2. In these general terms and conditions, force majeure has the same meaning as under Dutch law, including (without limitation) weather conditions. Furthermore, force majeure in relation to the Company also includes strikes in the broadest sense, impediments to supply, malfunctions of machinery and/or tools, unavailability of transportation, governmental measures and the Company’s suppliers defaulting on their delivery obligations and explicitly also including circumstances resulting in delays in the normal production process and/or deliveries from the suppliers from which the Company procures the Products.
Article 15. Applicable law and competent court
1. To all Orders from the Company, other (advice) services or work performed and/or Contracts entered into by the Company, including any auxiliary agreements and any disputes relating thereto or otherwise resulting therefrom, exclusively Dutch law shall be applicable. The application of the Vienna Sales Convention (CISG) of 11 April 1980 is hereby excluded.
2. Any disputes with the Company will exclusively be submitted to the competent court in ‘s-Hertogenbosch, the Netherlands.
Article 16. Filing
1. These general terms and conditions have been filed with the Chamber of Commerce and can also be reviewed on www.afast.nl.

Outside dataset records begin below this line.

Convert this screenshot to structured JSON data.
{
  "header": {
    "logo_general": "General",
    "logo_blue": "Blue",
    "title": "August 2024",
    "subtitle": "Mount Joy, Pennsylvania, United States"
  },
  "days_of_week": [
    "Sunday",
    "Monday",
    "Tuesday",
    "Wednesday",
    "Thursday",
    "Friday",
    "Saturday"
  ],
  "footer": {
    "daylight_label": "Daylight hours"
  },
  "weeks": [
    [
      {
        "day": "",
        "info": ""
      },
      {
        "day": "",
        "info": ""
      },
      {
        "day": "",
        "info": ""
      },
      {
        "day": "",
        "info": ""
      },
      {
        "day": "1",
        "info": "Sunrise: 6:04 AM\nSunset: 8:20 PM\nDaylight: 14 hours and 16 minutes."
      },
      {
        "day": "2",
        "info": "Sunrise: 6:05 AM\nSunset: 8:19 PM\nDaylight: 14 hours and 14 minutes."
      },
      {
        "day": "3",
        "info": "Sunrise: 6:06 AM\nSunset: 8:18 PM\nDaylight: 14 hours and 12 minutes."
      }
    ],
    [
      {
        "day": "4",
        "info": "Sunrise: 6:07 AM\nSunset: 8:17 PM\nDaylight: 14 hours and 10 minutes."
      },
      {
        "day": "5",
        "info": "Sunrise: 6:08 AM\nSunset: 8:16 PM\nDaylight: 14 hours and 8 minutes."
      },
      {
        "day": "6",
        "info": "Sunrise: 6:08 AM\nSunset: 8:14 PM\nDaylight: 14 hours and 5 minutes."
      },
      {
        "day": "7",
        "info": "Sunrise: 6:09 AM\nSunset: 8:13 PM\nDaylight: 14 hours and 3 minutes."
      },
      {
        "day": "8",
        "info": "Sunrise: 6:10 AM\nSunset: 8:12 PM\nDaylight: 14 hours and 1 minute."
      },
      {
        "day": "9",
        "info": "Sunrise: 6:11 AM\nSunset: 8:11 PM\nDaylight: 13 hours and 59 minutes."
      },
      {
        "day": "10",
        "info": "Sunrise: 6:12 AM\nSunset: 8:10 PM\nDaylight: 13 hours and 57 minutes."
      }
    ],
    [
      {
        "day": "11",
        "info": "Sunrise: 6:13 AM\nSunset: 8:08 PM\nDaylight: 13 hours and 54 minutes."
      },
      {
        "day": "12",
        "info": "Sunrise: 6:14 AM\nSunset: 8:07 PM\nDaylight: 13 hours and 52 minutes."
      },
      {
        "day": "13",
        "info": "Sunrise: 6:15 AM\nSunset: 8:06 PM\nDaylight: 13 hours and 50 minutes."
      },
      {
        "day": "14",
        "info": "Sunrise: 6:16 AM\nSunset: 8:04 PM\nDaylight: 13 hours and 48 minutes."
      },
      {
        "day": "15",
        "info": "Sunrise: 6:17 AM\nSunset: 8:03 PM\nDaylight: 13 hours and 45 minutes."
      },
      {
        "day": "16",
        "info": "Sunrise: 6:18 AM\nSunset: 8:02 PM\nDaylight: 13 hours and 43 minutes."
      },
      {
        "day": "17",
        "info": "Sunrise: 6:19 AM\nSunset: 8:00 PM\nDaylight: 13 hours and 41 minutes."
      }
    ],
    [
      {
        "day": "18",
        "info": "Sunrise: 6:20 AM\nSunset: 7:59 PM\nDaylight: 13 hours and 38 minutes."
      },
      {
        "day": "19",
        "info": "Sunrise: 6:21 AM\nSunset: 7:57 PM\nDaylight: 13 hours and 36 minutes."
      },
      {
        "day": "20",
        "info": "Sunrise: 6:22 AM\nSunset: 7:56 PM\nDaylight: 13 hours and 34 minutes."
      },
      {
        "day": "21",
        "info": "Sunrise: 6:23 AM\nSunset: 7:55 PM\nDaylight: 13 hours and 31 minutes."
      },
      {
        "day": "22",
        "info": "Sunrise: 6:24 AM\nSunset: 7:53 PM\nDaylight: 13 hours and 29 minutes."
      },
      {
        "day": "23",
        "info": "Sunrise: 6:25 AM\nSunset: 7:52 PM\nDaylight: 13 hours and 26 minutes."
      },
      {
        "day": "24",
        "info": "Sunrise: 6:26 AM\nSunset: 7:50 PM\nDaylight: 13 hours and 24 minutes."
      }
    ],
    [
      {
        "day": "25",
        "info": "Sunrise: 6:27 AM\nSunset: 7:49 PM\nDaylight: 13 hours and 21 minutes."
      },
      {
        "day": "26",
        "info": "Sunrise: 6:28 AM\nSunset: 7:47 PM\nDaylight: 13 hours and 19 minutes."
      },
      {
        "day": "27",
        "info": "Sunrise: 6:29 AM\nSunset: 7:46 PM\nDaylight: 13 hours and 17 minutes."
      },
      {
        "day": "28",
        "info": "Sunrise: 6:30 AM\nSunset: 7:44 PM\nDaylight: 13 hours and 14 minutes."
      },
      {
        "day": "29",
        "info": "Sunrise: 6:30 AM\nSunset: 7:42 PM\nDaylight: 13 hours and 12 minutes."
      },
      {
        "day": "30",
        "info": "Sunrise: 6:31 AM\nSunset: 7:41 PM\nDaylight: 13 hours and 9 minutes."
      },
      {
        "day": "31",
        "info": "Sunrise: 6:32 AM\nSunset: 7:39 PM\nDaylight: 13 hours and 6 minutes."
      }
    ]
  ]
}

2. These general terms and conditions can be amended from time to time by the Company. After filing of the amended general terms and conditions and notification to the Buyer, the so-amended general terms and conditions will also be applicable to all existing Offers and Contracts which have been concluded prior to amendment.
3. These general terms and conditions are prepared in the Dutch and English language. In case of disputes about the content or meaning of these general terms and conditions, the Dutch text will prevail.